2. All eight have identities that are highly individualized. If the eight were uniformly in thrall to a small group of intellectual leaders, much the same citees would turn up on every list, differing only in their rankings. We do not see that kind of conformity at all - the dominant impression is one of great variety. Nor is anyone high on every list. Even when these citers belong to the same information science specialties (e.g., information retrieval or citation analysis), they choose relatively few overlapping names, and these have different recitation counts and ranks. Bates and Borgman have the greatest overlap." (White, 2001, )
"To sum up, I
see three main citing styles. Cooper and Sparck Jones, along with Small and
MacRoberts, often exemplify a
scientific
paper
style of citing. This style tends to reinforce the core of the identity (relatively
few authors; much recitation). Wilson exemplifies what might be called a
bibliographic
essay
style. This style tends to increase the scatter of the identity (relatively many
authors; little recitation). Borgman and Bates, and to some degree Swanson,
bring a
literature
review
style to their work. This style simultaneously reinforces core and adds to
scatter (relatively many authors; much recitation)." (White, 2001, )
That individual patterns in information use exist have thus been demonstrated. Such individual patterns may, however, be more or less constrained in different cultures, domains and traditions. For example, in the sciences, it is normal behavior to publish only for narrow scientific specialties, whereas in the humanities there is often a much broader involvement with "the public sphere". The degree of scientific consensus varies from discipline to disciplines and affects the degree of individuality in different ways. Hyland (2000) presents citation variations across disciplines. Hjørland (2002) explained psychologists citation behavior as mainly determined by their theoretical-epistemological commitment. Such domain-specific patterns are probably more relevant for Library and Information Science (LIS) theory.

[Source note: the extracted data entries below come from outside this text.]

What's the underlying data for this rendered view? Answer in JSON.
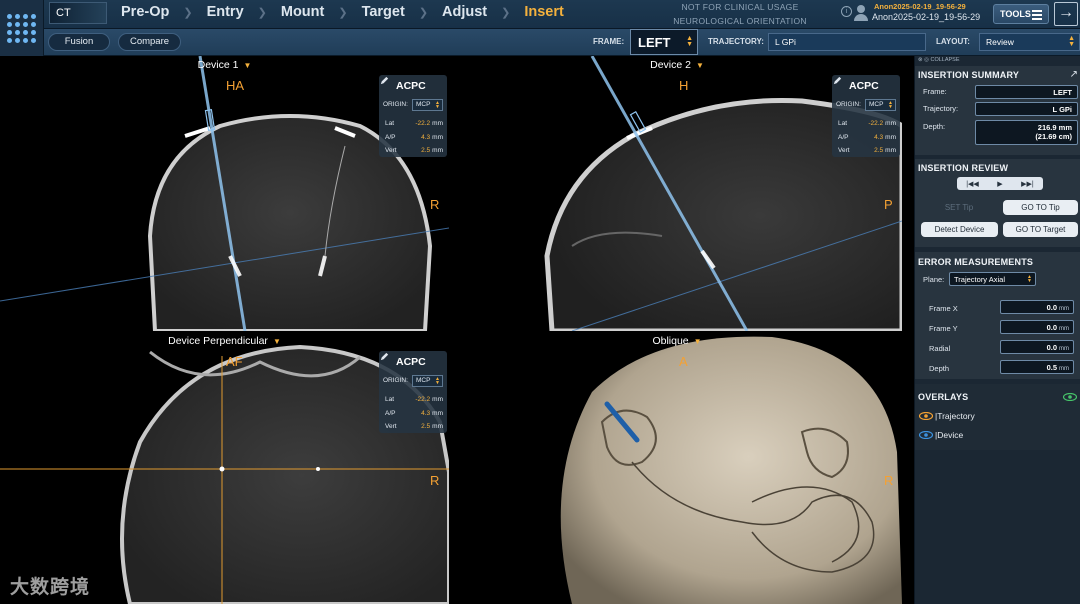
{
  "topbar": {
    "modality": "CT",
    "steps": [
      "Pre-Op",
      "Entry",
      "Mount",
      "Target",
      "Adjust",
      "Insert"
    ],
    "active_step": "Insert",
    "notice_line1": "NOT FOR CLINICAL USAGE",
    "notice_line2": "NEUROLOGICAL ORIENTATION",
    "patient_top": "Anon2025-02-19_19-56-29",
    "patient_bottom": "Anon2025-02-19_19-56-29",
    "tools_label": "TOOLS"
  },
  "subbar": {
    "fusion_label": "Fusion",
    "compare_label": "Compare",
    "frame_label": "FRAME:",
    "frame_value": "LEFT",
    "trajectory_label": "TRAJECTORY:",
    "trajectory_value": "L GPi",
    "layout_label": "LAYOUT:",
    "layout_value": "Review"
  },
  "viewports": {
    "v1": {
      "title": "Device 1",
      "orient_top": "HA",
      "orient_right": "R"
    },
    "v2": {
      "title": "Device 2",
      "orient_top": "H",
      "orient_right": "P"
    },
    "v3": {
      "title": "Device Perpendicular",
      "orient_top": "AF",
      "orient_right": "R"
    },
    "v4": {
      "title": "Oblique",
      "orient_top": "A",
      "orient_right": "R"
    }
  },
  "acpc": {
    "title": "ACPC",
    "origin_label": "ORIGIN:",
    "origin_value": "MCP",
    "lat_label": "Lat",
    "lat_value": "-22.2",
    "ap_label": "A/P",
    "ap_value": "4.3",
    "vert_label": "Vert",
    "vert_value": "2.5",
    "unit": "mm"
  },
  "panel": {
    "collapse_label": "COLLAPSE",
    "summary_title": "INSERTION SUMMARY",
    "frame_label": "Frame:",
    "frame_value": "LEFT",
    "trajectory_label": "Trajectory:",
    "trajectory_value": "L GPi",
    "depth_label": "Depth:",
    "depth_mm": "216.9 mm",
    "depth_cm": "(21.69 cm)",
    "review_title": "INSERTION REVIEW",
    "set_tip_label": "SET Tip",
    "goto_tip_label": "GO TO Tip",
    "detect_device_label": "Detect Device",
    "goto_target_label": "GO TO Target",
    "error_title": "ERROR MEASUREMENTS",
    "plane_label": "Plane:",
    "plane_value": "Trajectory Axial",
    "errors": [
      {
        "label": "Frame X",
        "value": "0.0"
      },
      {
        "label": "Frame Y",
        "value": "0.0"
      },
      {
        "label": "Radial",
        "value": "0.0"
      },
      {
        "label": "Depth",
        "value": "0.5"
      }
    ],
    "err_unit": "mm",
    "overlays_title": "OVERLAYS",
    "overlay_trajectory": "Trajectory",
    "overlay_device": "Device",
    "colors": {
      "trajectory_eye": "#f4a133",
      "device_eye": "#3c92e0",
      "overlays_eye": "#46c46a"
    }
  },
  "watermark": "大数跨境"
}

Cognitive views in LIS are not based on the study of individual differences or personality traits in information use. They are mainly based on abstracted, general human attributes that they try to model (e.g. that all human beings have a short term memory and a long term memory, that there exist basic color terms across cultures etc.). In other words: Cognitive science and cognitive views are based on general psychology, not on the field of differential or personality psychology. This distinction between "general psychology" and "differential/personality psychology" reflects the difference between studying abstracted, general human attributes versus studying individual differences.
Literature:
Hjørland, B. (2002), Epistemology and the Socio-Cognitive Perspective in Information Science. Journal of the American Society for Information Science and Technology, 53(4), 257-270.
Hyland, K. (2000). Disciplinary Discourses: Social Interactions in Academic Writing, Longman, Harlow.
White, H. D. (2001). Authors as citers over time.
Journal of the American Society for Information Science and Technology, 52(2), 87-108.